Trump is currently the only candidate who is beyond the eight-state-majority threshold for competing for the nomination under the strict terms of Rule 40(b). But Team Cruz is confident enough that its candidate will also satisfy the rule that he’s the one out there arguing that Rule 40(b) means votes for John Kasich are an entire waste because they won’t be counted in Cleveland. And with both Trump and Cruz repeatedly claiming that the nomination of a dark horse who hasn’t competed during the primaries would be an insult to the GOP rank and file, maintaining Rule 40(b) is the obvious strategy to close off that possibility.
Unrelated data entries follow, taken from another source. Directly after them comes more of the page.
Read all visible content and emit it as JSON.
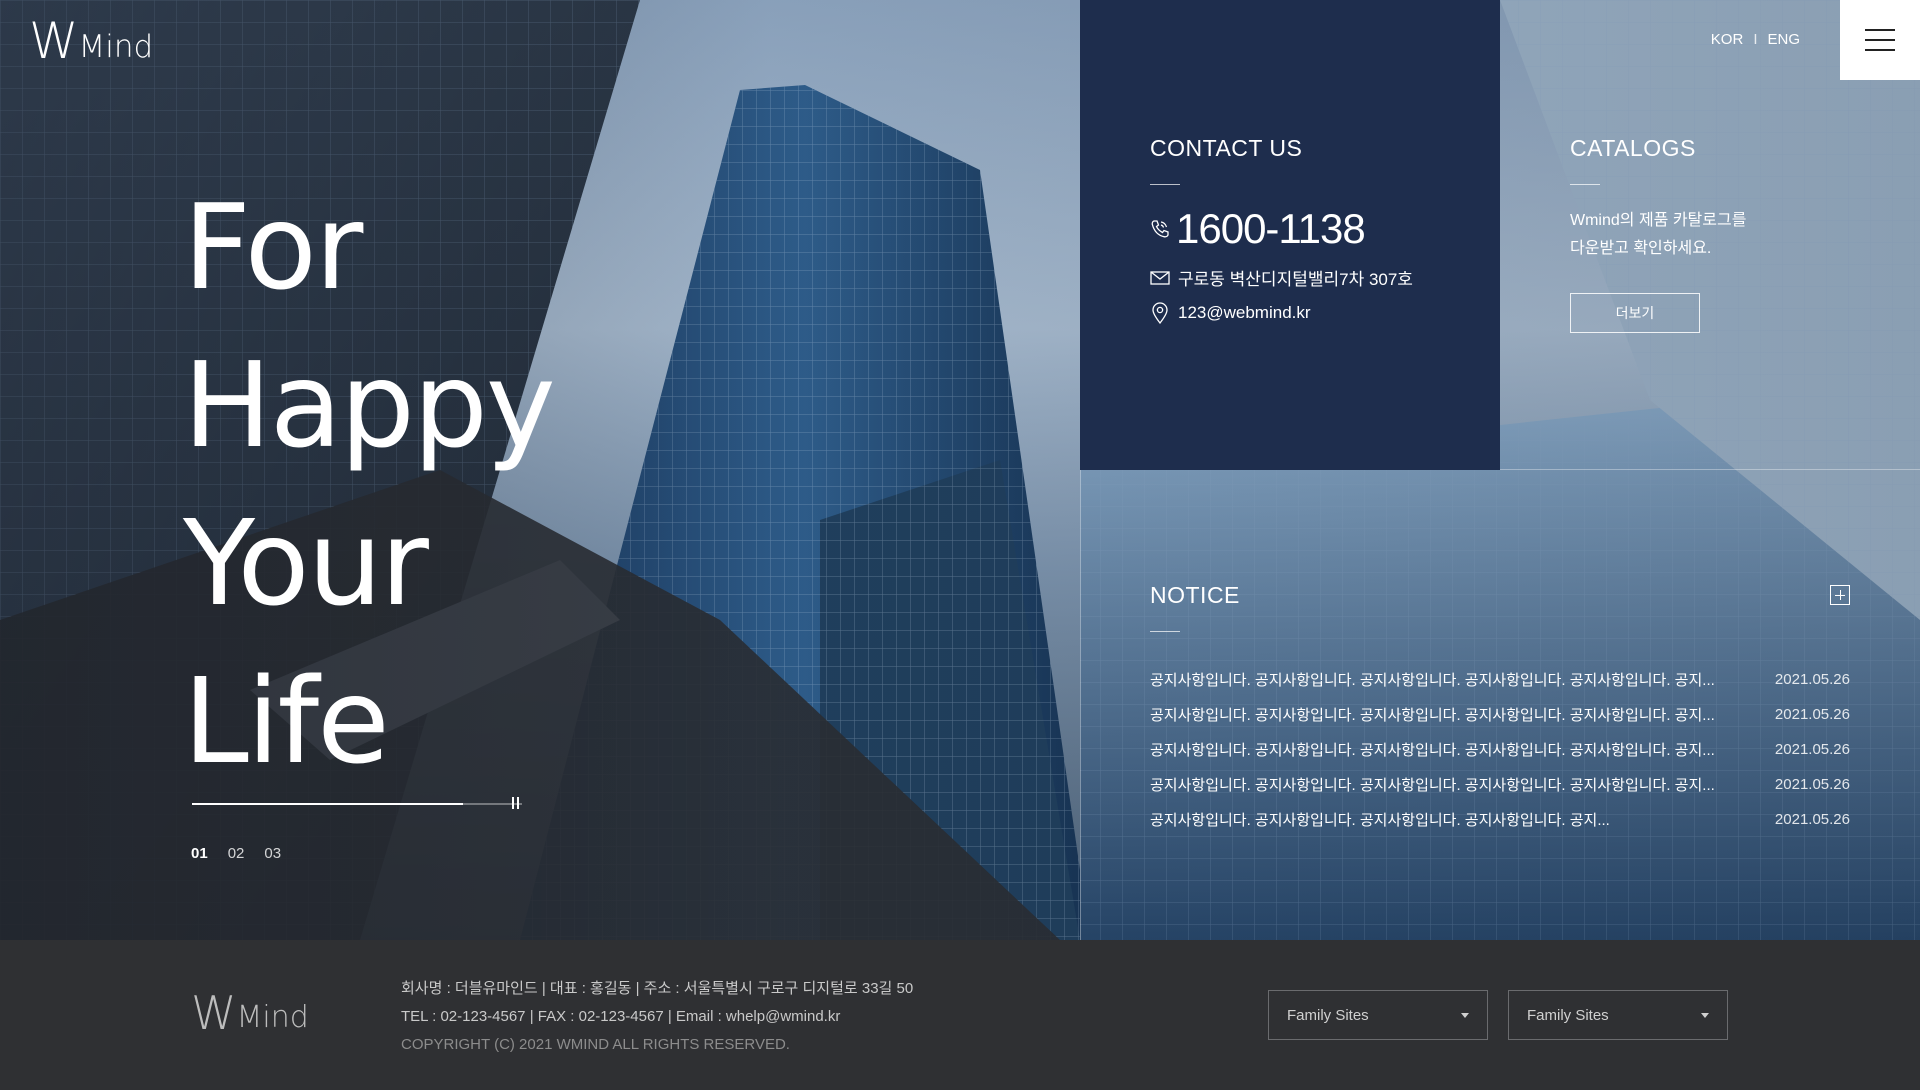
{
  "header": {
    "logo": {
      "w": "W",
      "mind": "Mind"
    },
    "lang": {
      "kor": "KOR",
      "sep": "I",
      "eng": "ENG"
    },
    "menu_icon": "hamburger-icon"
  },
  "hero": {
    "slogan": [
      "For",
      "Happy",
      "Your",
      "Life"
    ],
    "progress": 0.82,
    "pager": [
      "01",
      "02",
      "03"
    ],
    "active_slide": "01"
  },
  "contact": {
    "title": "CONTACT US",
    "phone": "1600-1138",
    "address": "구로동 벽산디지털밸리7차 307호",
    "email": "123@webmind.kr",
    "bg_color": "#1e2d4d"
  },
  "catalogs": {
    "title": "CATALOGS",
    "desc_line1": "Wmind의 제품 카탈로그를",
    "desc_line2": "다운받고 확인하세요.",
    "button": "더보기"
  },
  "notice": {
    "title": "NOTICE",
    "items": [
      {
        "title": "공지사항입니다. 공지사항입니다. 공지사항입니다. 공지사항입니다.  공지사항입니다.  공지...",
        "date": "2021.05.26"
      },
      {
        "title": "공지사항입니다. 공지사항입니다. 공지사항입니다. 공지사항입니다.  공지사항입니다. 공지...",
        "date": "2021.05.26"
      },
      {
        "title": "공지사항입니다. 공지사항입니다. 공지사항입니다. 공지사항입니다.  공지사항입니다. 공지...",
        "date": "2021.05.26"
      },
      {
        "title": "공지사항입니다. 공지사항입니다. 공지사항입니다. 공지사항입니다.  공지사항입니다. 공지...",
        "date": "2021.05.26"
      },
      {
        "title": "공지사항입니다. 공지사항입니다. 공지사항입니다. 공지사항입니다.  공지...",
        "date": "2021.05.26"
      }
    ]
  },
  "footer": {
    "logo": {
      "w": "W",
      "mind": "Mind"
    },
    "line1": "회사명 : 더블유마인드  |  대표 : 홍길동  |  주소 : 서울특별시 구로구 디지털로 33길 50",
    "line2": "TEL : 02-123-4567  |  FAX : 02-123-4567  |  Email : whelp@wmind.kr",
    "copyright": "COPYRIGHT (C) 2021 WMIND ALL RIGHTS RESERVED.",
    "family_sites_1": "Family Sites",
    "family_sites_2": "Family Sites"
  }
}
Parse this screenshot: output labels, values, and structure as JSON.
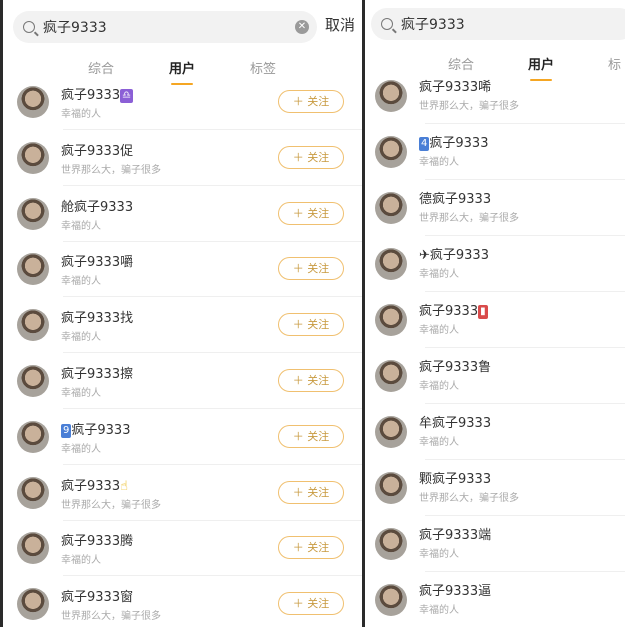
{
  "left": {
    "search": {
      "query": "疯子9333"
    },
    "cancel_label": "取消",
    "tabs": [
      {
        "label": "综合"
      },
      {
        "label": "用户"
      },
      {
        "label": "标签"
      }
    ],
    "follow_label": "＋ 关注",
    "users": [
      {
        "name": "疯子9333",
        "badge": "♎",
        "bio": "幸福的人"
      },
      {
        "name": "疯子9333促",
        "bio": "世界那么大，骗子很多"
      },
      {
        "name": "舱疯子9333",
        "bio": "幸福的人"
      },
      {
        "name": "疯子9333嚼",
        "bio": "幸福的人"
      },
      {
        "name": "疯子9333找",
        "bio": "幸福的人"
      },
      {
        "name": "疯子9333擦",
        "bio": "幸福的人"
      },
      {
        "name": "疯子9333",
        "badge_prefix": "9",
        "bio": "幸福的人"
      },
      {
        "name": "疯子9333",
        "emoji": "☝",
        "bio": "世界那么大，骗子很多"
      },
      {
        "name": "疯子9333腾",
        "bio": "幸福的人"
      },
      {
        "name": "疯子9333窗",
        "bio": "世界那么大，骗子很多"
      }
    ]
  },
  "right": {
    "search": {
      "query": "疯子9333"
    },
    "tabs": [
      {
        "label": "综合"
      },
      {
        "label": "用户"
      },
      {
        "label": "标"
      }
    ],
    "users": [
      {
        "name": "疯子9333唏",
        "bio": "世界那么大，骗子很多"
      },
      {
        "name": "疯子9333",
        "badge_prefix": "4",
        "bio": "幸福的人"
      },
      {
        "name": "德疯子9333",
        "bio": "世界那么大，骗子很多"
      },
      {
        "name": "✈疯子9333",
        "bio": "幸福的人"
      },
      {
        "name": "疯子9333",
        "badge": "▮",
        "bio": "幸福的人"
      },
      {
        "name": "疯子9333鲁",
        "bio": "幸福的人"
      },
      {
        "name": "牟疯子9333",
        "bio": "幸福的人"
      },
      {
        "name": "颗疯子9333",
        "bio": "世界那么大，骗子很多"
      },
      {
        "name": "疯子9333端",
        "bio": "幸福的人"
      },
      {
        "name": "疯子9333逼",
        "bio": "幸福的人"
      }
    ]
  }
}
A good indicator of the new situation is the evolving position of Virginia party activist and veteran Rules Committee member Morton Blackwell, a loud dissenter against Rule 40(b) before and after the 2012 convention, who now, as a Cruz supporter, is arguing that changing the rule “would be widely and correctly viewed as [an] outrageous power grab.”
But can the Republican Establishment stack the Rules Committee with party insiders determined to overturn Rule 40(b) and keep the party’s options wide open going into Cleveland? Not really. That committee is composed of two members elected by each state delegation. No likely combination of Kasich and Rubio delegates and “false-flag” delegates bound to Trump or Cruz but free to vote against their interests on procedural issues is likely to make up a majority of the Rules Committee, or of the convention. Indeed, most of the anecdotal evidence about “delegate-stealing” in the murky process of naming actual bodies to fill pledged seats at the convention shows Team Cruz, not some anti-Trump/anti-Cruz cabal, gaining ground. If Trump and Cruz stick together on this one point no matter how many insults they are exchanging as rivals, they almost certainly can shut the door on any truly “open” convention and force Republicans who intensely dislike both of them to choose their poison.
In theory, convention rules can be preemptively changed. How this would be accomplished to specifically stop Trump and Cruz from attaining the nomination remains very unclear.